Peneliti mengawali penelitian dengan coding terbuka, dimana peneliti mengkodekan data untuk kategori informasi utamanya. Selanjutnya peneliti mengidentifikasi satu coding yang dijadikan fokus atau fenomena inti dan kategori yang berkaitan dengan fenomena inti tersebut. Strauss dan Corbin (1990 dalam Chreswell, 2015) juga merumuskan berbagai tipe dari keteori yang diidentifikasi di seputar fenomena inti. Tipe pertama adalh kondisi kausal (faktor yang menyebabkan fenomena inti tersebut), strategi (tindakan yang dilakukan dalam merespon fenomena inti), kondisi pengganggu (faktor yang mempengaruhi strategi), dan kondisi konsekuensi (hasil dari penggunaan strategi). Kategori tersebut berkaitan dengan dan melingkupi fenomena inti dalam model visual yang disebut paradigma coding aksial. Selanjutnya adalah coding selektif dimana peneliti mengambil model dan mengembangkan proposisi atau hipotesis yang menggabungkan kategori yang ada dan mendeskripsikannya.
2. Pendekatan Konstruktivis
Teori ini disampaikan oleh Charmaz. Charmaz(2005, 2006 dalam Chreswell, 2015) terletak pada penekanan beragam dunia lokal, beragam realitas, dan kompleksitas dari dunia, pandangan, dan aksi tertentu (perspektif konstruktivis).

Prosedur Pelaksanan
Prosedur pelaksanaan ini berdasrkan pada teori pendekatan dari Strauss dan Corbin (1990, 1998, 2007 dalam Chreswell, 2015). Pada awalnya peneliti perlu untuk menentukan apakah riset grounded theory cocok untuk mempelajari problem riset yang akan digunakan. Riset ini digunakan ketika tidak didapatkan teori untuk menjelaskan atau memahami proses. Teori sebenarnya dapat digunakan untuk menjelaskan bagaimana masyarakat mengalami fenomena, meskipun teori tersebut sering tidak lengakp dan tidak membahas variael atau kategori penting.
Selanjutnya adalah pertanyaan riset. Daftar pertanyaan yang dibuat adalah pertanyaan yang mengarahkan partisipan untuk memahami individu dalam menghadapi proses yang ada.

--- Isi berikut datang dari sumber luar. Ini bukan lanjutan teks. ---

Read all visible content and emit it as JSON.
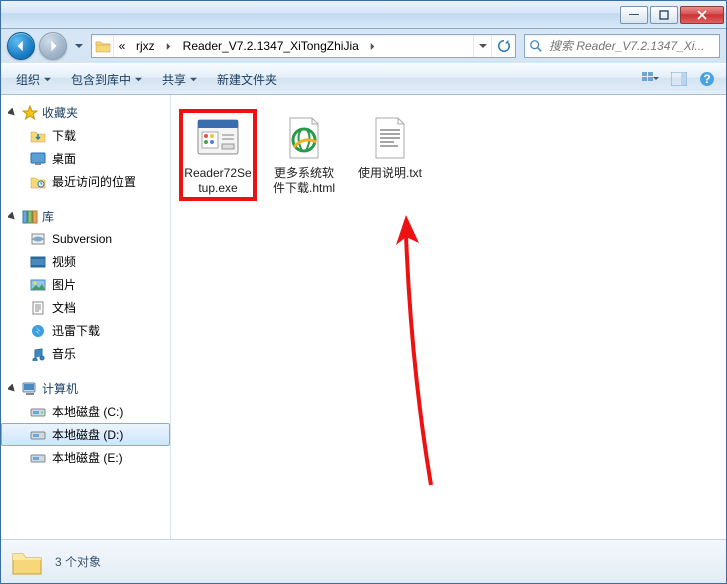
{
  "breadcrumbs": {
    "overflow": "«",
    "part1": "rjxz",
    "part2": "Reader_V7.2.1347_XiTongZhiJia"
  },
  "search": {
    "placeholder": "搜索 Reader_V7.2.1347_Xi..."
  },
  "toolbar": {
    "organize": "组织",
    "include": "包含到库中",
    "share": "共享",
    "newfolder": "新建文件夹"
  },
  "sidebar": {
    "favorites": {
      "label": "收藏夹",
      "items": [
        "下载",
        "桌面",
        "最近访问的位置"
      ]
    },
    "libraries": {
      "label": "库",
      "items": [
        "Subversion",
        "视频",
        "图片",
        "文档",
        "迅雷下载",
        "音乐"
      ]
    },
    "computer": {
      "label": "计算机",
      "items": [
        "本地磁盘 (C:)",
        "本地磁盘 (D:)",
        "本地磁盘 (E:)"
      ]
    }
  },
  "files": [
    {
      "name": "Reader72Setup.exe",
      "highlighted": true,
      "icon": "installer"
    },
    {
      "name": "更多系统软件下载.html",
      "highlighted": false,
      "icon": "html"
    },
    {
      "name": "使用说明.txt",
      "highlighted": false,
      "icon": "txt"
    }
  ],
  "status": {
    "count": "3 个对象"
  }
}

Selanjutnya disajikan juga pertanyaan yang lebih detail dan membantu peneliti untuk meng-coding pada tahap coding aksial.
Pada tahap selanjutnya adalah analisis terhadap hasil penelitian. Analisis ini dilakukan secara bertahap. Pada coding terbuka, kategori dibentuk berdasar fenomena yang dipelajari dan menemukan sifat atau subkategori pada setiap kategori yang ada. Pada coding aksial, peneliti menyusun data dalam cara baru setelah coding terbuka. Dalam coding selektif, peneliti menulis jalannya cerita dan menghubungkan kategori yang ada.
Hasil dari pengumpulan data dan analiss data ialah suatu teori yang bisa disebut dengan teori level-substansial, dengan bantuan proses memoing (peneliti menulis ide tentang teori baru selama proses coding yang ada).

Sumber :
Chreswell, John W. 2015. Penelitian Kualitatif dan Desain Riset. Yogyakarta : Pustaka Pelajar

Resume Jenis Riset Kualitatif : Riset Grounded Theory
Anis Kurnia Ramadhani - 14301241020

Penelitian Kualitatif : Studi Kasus

Penelitian Kualitatif
RISET STUDI KASUS

Definisi dan Latar Belakang
Penelitian studi kasus adalah pendekatan kualitatif yang penelitinya mengeksplorasi kehidupan nyata, sistem erbatas kontemporer (kasus) atau beragam sistem terbatas (berbagai kasus), melalui pengmpulan data yang detail dan mendalam yang melibatkan bragan sumber informasi atau sumber informasi majemuk (midalnya pengamatan, wawancara, bahan audiocidual, dan dokumen berbagai laporan), dan melaporkan deskripsi kasus dan tema kusus (Chreswell, 2015).

Ciri Khas
l Mengidentifiksi kasus yang spesifik.
l Dapat disusun untuk mengilustrasikan kasus yang unik, kasus yang memiliki kepentingan yang tidak bisa dalam didrinya dan perlu dideskripsikan atau diperinci, atau untuk memahami isu, problem, atau keprihatinan yang spesifik dan kasus atau beberapa kasus diseleksi untuk dapat memahami permasalahan tersebut dengan baik.
l Memperlihatkan pemahaman mendalam tentang kasus tersebut.
l Pendekatan yang digunakan dalam tahap analisis dapat berbeda-beda.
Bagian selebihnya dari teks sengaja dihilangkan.